In late 2006 Ukraine's parliament recognized the Stalin-era famine known as Holodomor as an act of genocide by the Soviet authorities, but Russia has consistently rejected Ukraine's interpretation of events.
Earlier this month the Parliamentary Assembly of the Organization for Security and Cooperation in Europe adopted a resolution condemning the famine, but falling short of recognizing it as an act of genocide.
The UN General Assembly backed Russia's recommendation not to include Holodomor in the current session's discussions. The decision was made at a plenary meeting on Friday.

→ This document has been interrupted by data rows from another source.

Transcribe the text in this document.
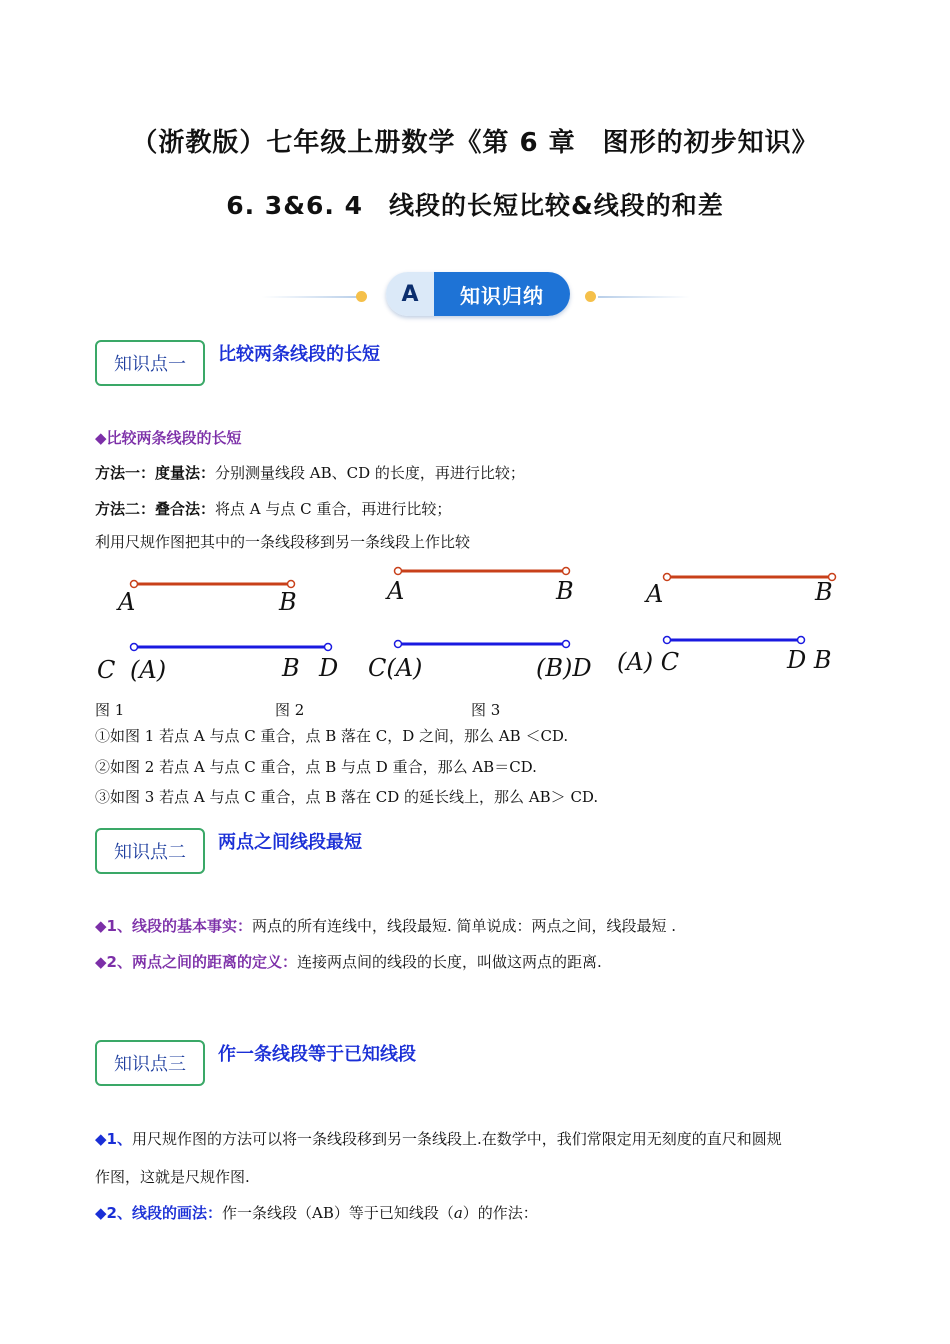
（浙教版）七年级上册数学《第 6 章　图形的初步知识》
6. 3&6. 4　线段的长短比较&线段的和差
A	知识归纳
知识点一	比较两条线段的长短
◆比较两条线段的长短
方法一：度量法：分别测量线段 AB、CD 的长度，再进行比较；
方法二：叠合法：将点 A 与点 C 重合，再进行比较；
利用尺规作图把其中的一条线段移到另一条线段上作比较
A	B
C (A)	B D
A	B
C(A)	(B)D
A	B
(A) C	D B
图 1	图 2	图 3
①如图 1 若点 A 与点 C 重合，点 B 落在 C，D 之间，那么 AB ＜CD.
②如图 2 若点 A 与点 C 重合，点 B 与点 D 重合，那么 AB＝CD.
③如图 3 若点 A 与点 C 重合，点 B 落在 CD 的延长线上，那么 AB＞ CD.
知识点二	两点之间线段最短
◆1、线段的基本事实：两点的所有连线中，线段最短. 简单说成：两点之间，线段最短 .
◆2、两点之间的距离的定义：连接两点间的线段的长度，叫做这两点的距离.
知识点三	作一条线段等于已知线段
◆1、用尺规作图的方法可以将一条线段移到另一条线段上.在数学中，我们常限定用无刻度的直尺和圆规
作图，这就是尺规作图.
◆2、线段的画法：作一条线段（AB）等于已知线段（a）的作法：
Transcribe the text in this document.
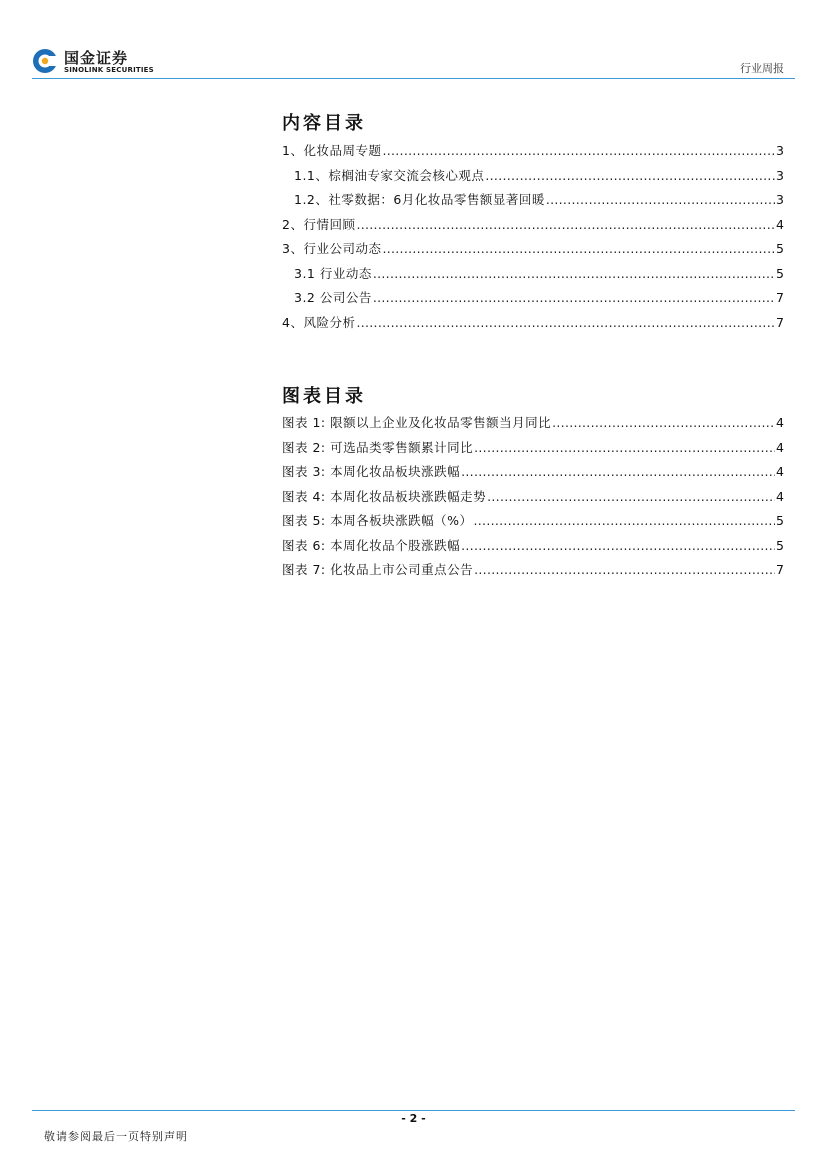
国金证券
SINOLINK SECURITIES	行业周报
内容目录
1、化妆品周专题 .....	3
1.1、棕榈油专家交流会核心观点 .....	3
1.2、社零数据：6月化妆品零售额显著回暖 .....	3
2、行情回顾 .....	4
3、行业公司动态 .....	5
3.1 行业动态 .....	5
3.2 公司公告 .....	7
4、风险分析 .....	7
图表目录
图表 1: 限额以上企业及化妆品零售额当月同比 .....	4
图表 2: 可选品类零售额累计同比 .....	4
图表 3: 本周化妆品板块涨跌幅 .....	4
图表 4: 本周化妆品板块涨跌幅走势 .....	4
图表 5: 本周各板块涨跌幅（%） .....	5
图表 6: 本周化妆品个股涨跌幅 .....	5
图表 7: 化妆品上市公司重点公告 .....	7
- 2 -
敬请参阅最后一页特别声明
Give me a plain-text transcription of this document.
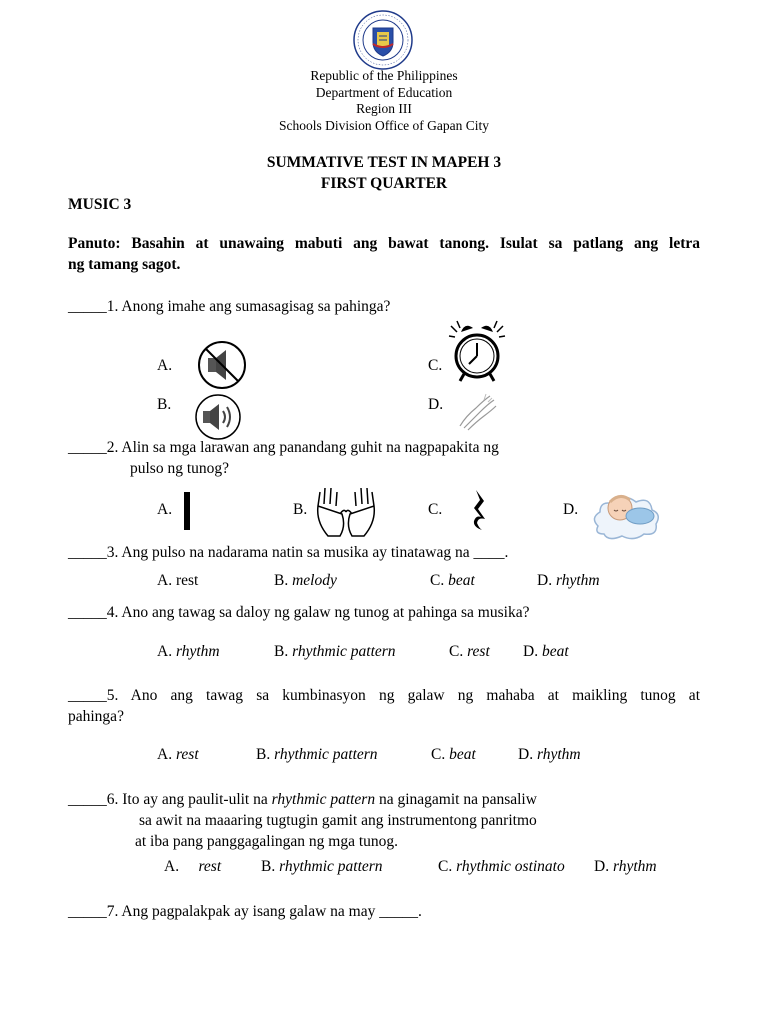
Republic of the Philippines
Department of Education
Region III
Schools Division Office of Gapan City
SUMMATIVE TEST IN MAPEH 3
FIRST QUARTER
MUSIC 3
Panuto: Basahin at unawaing mabuti ang bawat tanong. Isulat sa patlang ang letra
ng tamang sagot.
_____1. Anong imahe ang sumasagisag sa pahinga?
A.	C.
B.	D.
_____2. Alin sa mga larawan ang panandang guhit na nagpapakita ng
pulso ng tunog?
A.	B.	C.	D.
_____3. Ang pulso na nadarama natin sa musika ay tinatawag na ____.
A. rest	B. melody	C. beat	D. rhythm
_____4. Ano ang tawag sa daloy ng galaw ng tunog at pahinga sa musika?
A. rhythm	B. rhythmic pattern	C. rest D. beat
_____5. Ano ang tawag sa kumbinasyon ng galaw ng mahaba at maikling tunog at
pahinga?
A. rest	B. rhythmic pattern	C. beat	D. rhythm
_____6. Ito ay ang paulit-ulit na rhythmic pattern na ginagamit na pansaliw
sa awit na maaaring tugtugin gamit ang instrumentong panritmo
at iba pang panggagalingan ng mga tunog.
A. rest	B. rhythmic pattern	C. rhythmic ostinato D. rhythm
_____7. Ang pagpalakpak ay isang galaw na may _____.
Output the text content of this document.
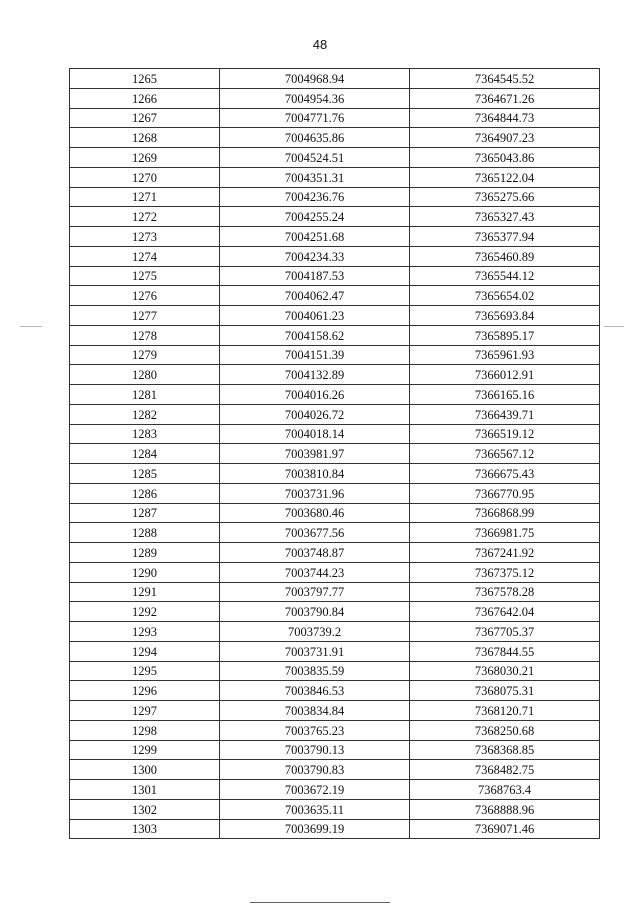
48
1265	7004968.94	7364545.52
1266	7004954.36	7364671.26
1267	7004771.76	7364844.73
1268	7004635.86	7364907.23
1269	7004524.51	7365043.86
1270	7004351.31	7365122.04
1271	7004236.76	7365275.66
1272	7004255.24	7365327.43
1273	7004251.68	7365377.94
1274	7004234.33	7365460.89
1275	7004187.53	7365544.12
1276	7004062.47	7365654.02
1277	7004061.23	7365693.84
1278	7004158.62	7365895.17
1279	7004151.39	7365961.93
1280	7004132.89	7366012.91
1281	7004016.26	7366165.16
1282	7004026.72	7366439.71
1283	7004018.14	7366519.12
1284	7003981.97	7366567.12
1285	7003810.84	7366675.43
1286	7003731.96	7366770.95
1287	7003680.46	7366868.99
1288	7003677.56	7366981.75
1289	7003748.87	7367241.92
1290	7003744.23	7367375.12
1291	7003797.77	7367578.28
1292	7003790.84	7367642.04
1293	7003739.2	7367705.37
1294	7003731.91	7367844.55
1295	7003835.59	7368030.21
1296	7003846.53	7368075.31
1297	7003834.84	7368120.71
1298	7003765.23	7368250.68
1299	7003790.13	7368368.85
1300	7003790.83	7368482.75
1301	7003672.19	7368763.4
1302	7003635.11	7368888.96
1303	7003699.19	7369071.46
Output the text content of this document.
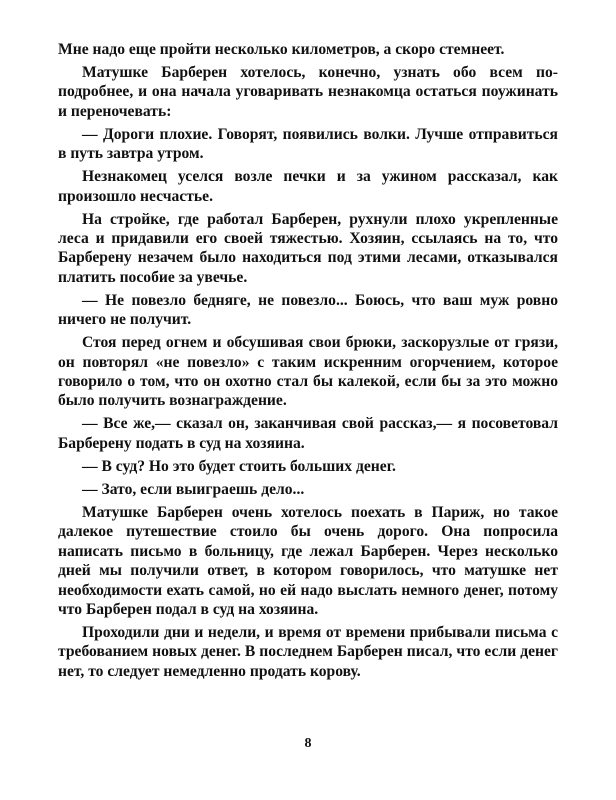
Мне надо еще пройти несколько километров, а скоро стемнеет.

Матушке Барберен хотелось, конечно, узнать обо всем поподробнее, и она начала уговаривать незнакомца остаться поужинать и переночевать:

— Дороги плохие. Говорят, появились волки. Лучше отправиться в путь завтра утром.

Незнакомец уселся возле печки и за ужином рассказал, как произошло несчастье.

На стройке, где работал Барберен, рухнули плохо укрепленные леса и придавили его своей тяжестью. Хозяин, ссылаясь на то, что Барберену незачем было находиться под этими лесами, отказывался платить пособие за увечье.

— Не повезло бедняге, не повезло... Боюсь, что ваш муж ровно ничего не получит.

Стоя перед огнем и обсушивая свои брюки, заскорузлые от грязи, он повторял «не повезло» с таким искренним огорчением, которое говорило о том, что он охотно стал бы калекой, если бы за это можно было получить вознаграждение.

— Все же,— сказал он, заканчивая свой рассказ,— я посоветовал Барберену подать в суд на хозяина.

— В суд? Но это будет стоить больших денег.

— Зато, если выиграешь дело...

Матушке Барберен очень хотелось поехать в Париж, но такое далекое путешествие стоило бы очень дорого. Она попросила написать письмо в больницу, где лежал Барберен. Через несколько дней мы получили ответ, в котором говорилось, что матушке нет необходимости ехать самой, но ей надо выслать немного денег, потому что Барберен подал в суд на хозяина.

Проходили дни и недели, и время от времени прибывали письма с требованием новых денег. В последнем Барберен писал, что если денег нет, то следует немедленно продать корову.

8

Russia's ambassador, Vitaly Churkin, said on Friday: "We believe it would be a disservice to the memories of hundreds of thousands of people who died of hunger in other countries and regions of the former Soviet Union to raise this issue at the UN, in relation to only one of the regions that suffered."
He said that mass starvation in the Soviet Union in the 1930s "was a tragic page in the shared history of the peoples of the Soviet Union," in which not only Ukraine but also Belarus, the Volga area, the Black Sea area, the Don area and the North Caucasus went hungry from 1931, as well as northern Kazakhstan, the southern Urals, and western Siberia. Moreover, part of present-day western Ukraine was then Polish territory, he said.